The first image below shows the results of testing our TL model on a Chase image using the same anchor definitions which we used during training. The second image shows the results on the same image but this time using different anchor definitions, while keeping the number of anchors the same in both the tests.
One may get tempted to use as many anchor boxes as possible to optimize for the variety of logo sizes and aspect ratios in the training dataset, but this is not advisable. With the increasing number of anchors, the average IoU change plateaus as shown in the following graph. Also, increasing the number of anchors makes the model output tensor size large. This makes the training computationally expensive and makes it harder to keep the training batch size optimal.
We took a pre-trained model on 47 logos and extended it to detect a new logo (Chase) by adjusting the anchors to be inclusive of the new class. We applied transfer learning and fine-tuning to the original model by running training for a relatively small number of epochs compared to the number of epochs in the original training. This saves significant amount of computing resources. In this transfer learning process, we learned about the role of anchor boxes in determining both the logo detection accuracy and the computational cost of building the final model.

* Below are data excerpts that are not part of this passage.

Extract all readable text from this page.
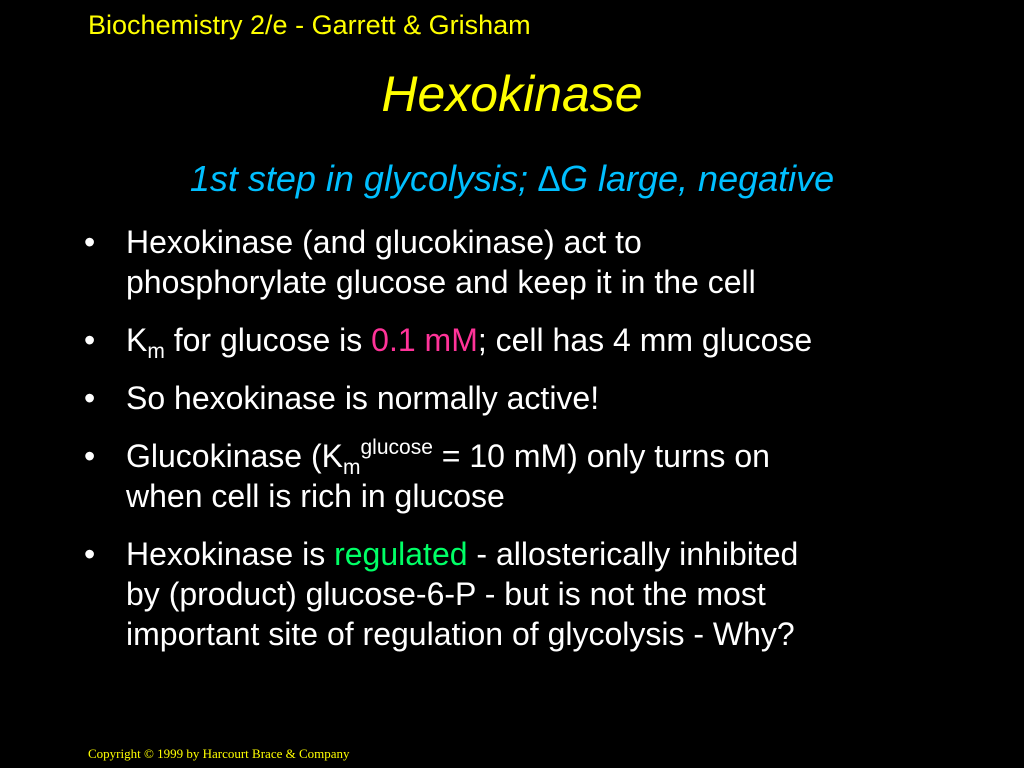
Biochemistry 2/e - Garrett & Grisham
Hexokinase
1st step in glycolysis; ∆G large, negative
• Hexokinase (and glucokinase) act to
phosphorylate glucose and keep it in the cell
• $K_m$ for glucose is 0.1 mM; cell has 4 mm glucose
• So hexokinase is normally active!
• Glucokinase ($K_m^{glucose} = 10$ mM) only turns on
when cell is rich in glucose
• Hexokinase is regulated - allosterically inhibited
by (product) glucose-6-P - but is not the most
important site of regulation of glycolysis - Why?
Copyright © 1999 by Harcourt Brace & Company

Real-world Implications of Anchor Boxes
An important implication of our work is in ethical and explainable AI. Consider, for an example, an AI model that is used to count the number of people entering through a gate at a public facility, e.g. a shopping mall or a government building. If it is an object detection model trained on video data (e.g. YOLOv2 or v3) of people walking or running through the gate, and the anchor box shapes are based on that data, it is likely that the model will classify someone on a wheelchair, or people with different body shapes, incorrectly. This is an example of a biased AI model trained on data representing the majority or “normal” cases. To rectify this model and make it more inclusive, one may collect a dataset of those minority cases and attempt to re-train the model. By definition, the minority dataset will be smaller in size compared to the original dataset and training a new model from start with a balanced dataset will be very slow and expensive. Transfer learning of the original model, with anchor boxes modified based on the bounding boxes in the minority dataset, as we discussed above, can save the day.